Imagine a car repair service that repeatedly fails to diagnose a problem with a car and cannot fix it correctly after numerous attempts. The car is in the shop off and on for days; the customer, who is a single mom, misses time from work from having to shuttle the car back and forth. The car repair shop has no loaner vehicle, and it does not offer a pickup or drop-off service. The car owner cannot afford a rental car, nor does she have insurance coverage for this need.

In addition to not getting her car fixed, the customer is having her pay docked for missed time at work, plus she’s been given a reprimand. To top it off, she cannot respond to an emergency call from her child’s school when her child is injured on the playground and has to be taken to the hospital. This example shows how one set of poor quality-in-fact circumstances can compound, as the ripple effects expand outward. Yet even with poor quality in fact (the inability to fix the car), the repair shop might have been able to salvage the customer relationship if it had increased its quality in perception, such as by offering sympathy along with a loaner vehicle.

Example 2 – Often, It’s Not about Cost

Some time ago, I was a volunteer mediator in the Small Claims Court system. Over a period of months, I was fascinated with the proportion of cases involving alleged wrongdoing or incompetence. People were suing businesses such as termite services and auto body painters, and even former best friends and health care providers over a variety of grievances. The suits often sought fairly small amounts of compensation, which meant that the financial aspects were not the primary concern.

What repeatedly emerged in the mediation sessions was that each plaintiff felt that the vendor, service provider, health care provider, or ex-friend had not listened to his or her concerns. The plaintiffs frequently believed that their complaints about shortcomings in services, products, or communications had been dismissed. Had the defendants in these cases earlier offered something as simple as an apology — and had they made a sincere effort to communicate while taking timely remedial action — I believe the resulting quality in perception could have prevented many of these lawsuits, even if the quality in fact still left something to be desired.

Example 3 – Honest Communication Matters

A group of consultants took on a major project (a Web site to collect and process data) that their clients truly believed would be easy. The group had not tackled anything like it before, but they, too, thought it would be possible to complete the project quickly. After all, it looked simple. How complicated could a Web site be?

Little did they realize it would be many times more complex than the client’s basic home page. The project finally turned out to be nearly impossible for the consulting group to complete. The consultants finally got the system to work after many delays and dozens of mishaps. The clients, however, were very unhappy, even though the consultants ultimately fulfilled the project requirements (quality in fact).

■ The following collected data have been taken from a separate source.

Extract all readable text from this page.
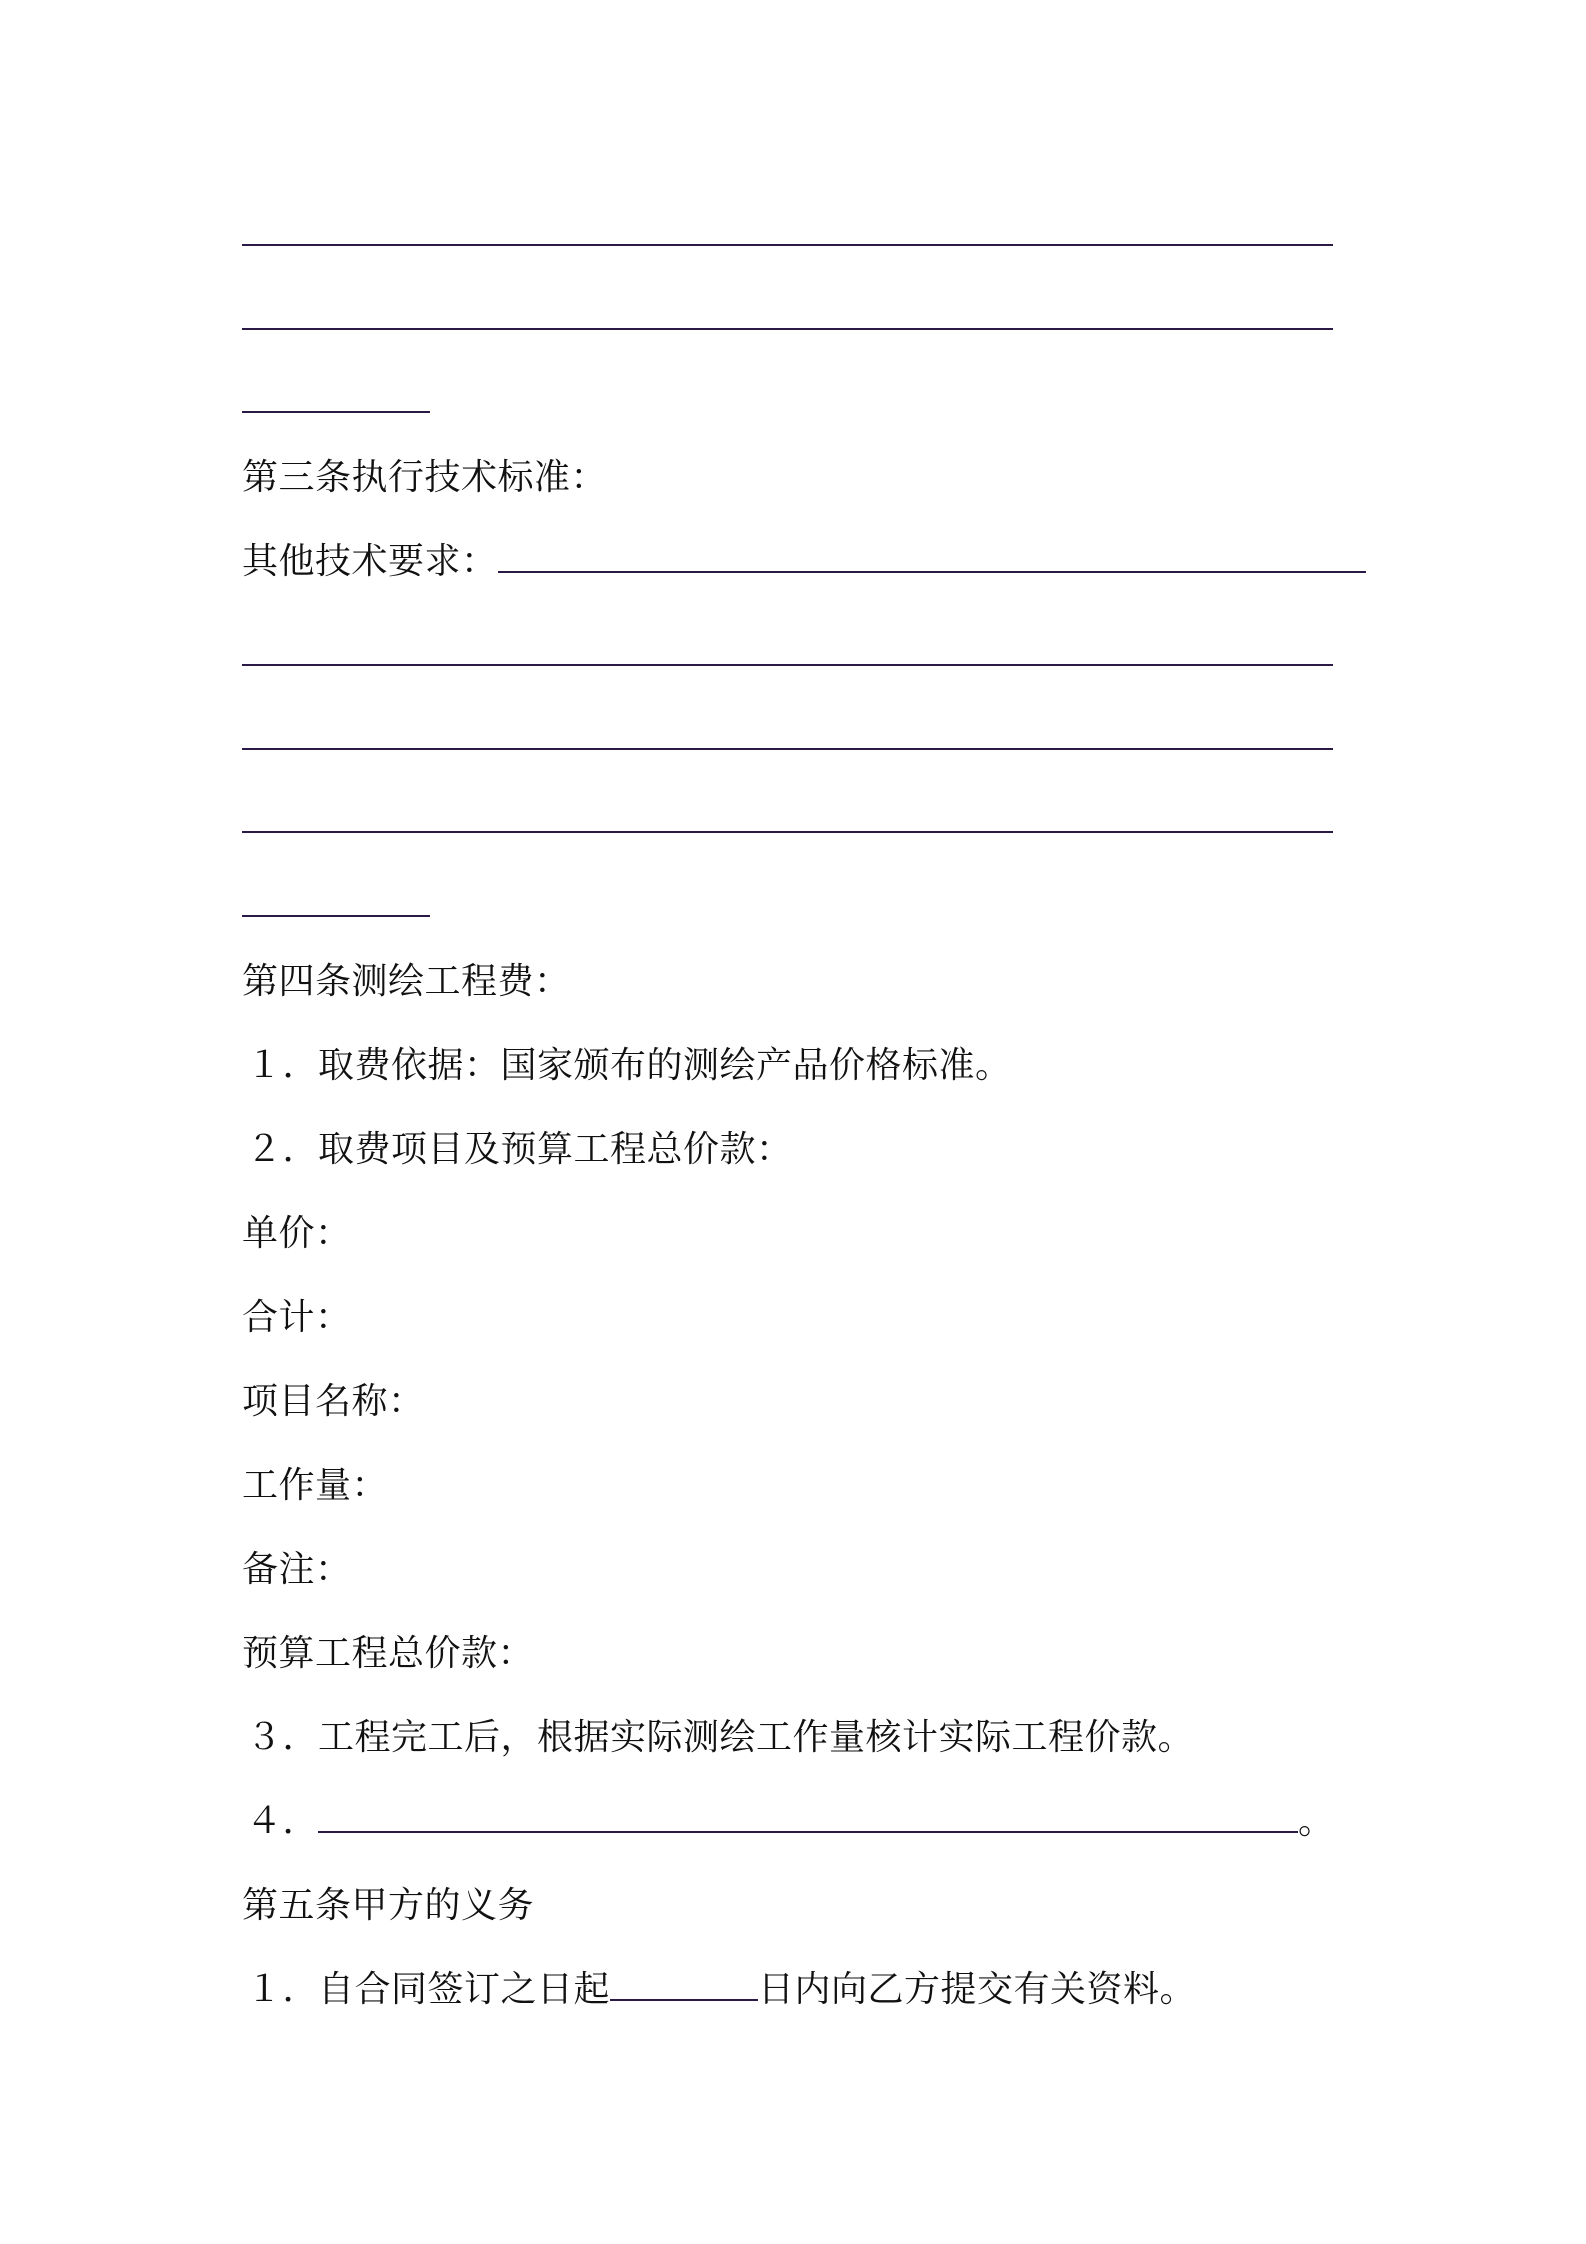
第三条执行技术标准：
其他技术要求：
第四条测绘工程费：
１．取费依据：国家颁布的测绘产品价格标准。
２．取费项目及预算工程总价款：
单价：
合计：
项目名称：
工作量：
备注：
预算工程总价款：
３．工程完工后，根据实际测绘工作量核计实际工程价款。
４．	。
第五条甲方的义务
１．自合同签订之日起	日内向乙方提交有关资料。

Whose fault was it? The clients didn’t understand what they were asking for. To top it off, they insisted on a short schedule that reflected their simplistic view of the effort. The consulting group, on the other hand, was not forthright about its own limitations. The partners scurried to find people who claimed to be able to do the work. They kept quiet about their own difficulties and did not reveal their growing problems. The group’s ongoing failure to communicate greatly reduced the clients’ confidence, and drastically shortchanged their quality in perception.

In conclusion, quality in perception can profoundly affect your customers’ and clients’ experiences with your products, services, and project solutions. To make sure you’re not overlooking opportunities to create quality in perception, consider:

1) Special courtesies that can set your offerings apart from your competitors’
2) Your ability to listen to and handle complaints quickly and diplomatically
3) Your willingness to be honest with clients about problems and shortcomings

Remember that quality in perception is not a substitute for quality in fact. But it can go a long way toward minimizing customer and client dissatisfaction, as well as powerfully reinforcing stellar quality when you ultimately deliver it.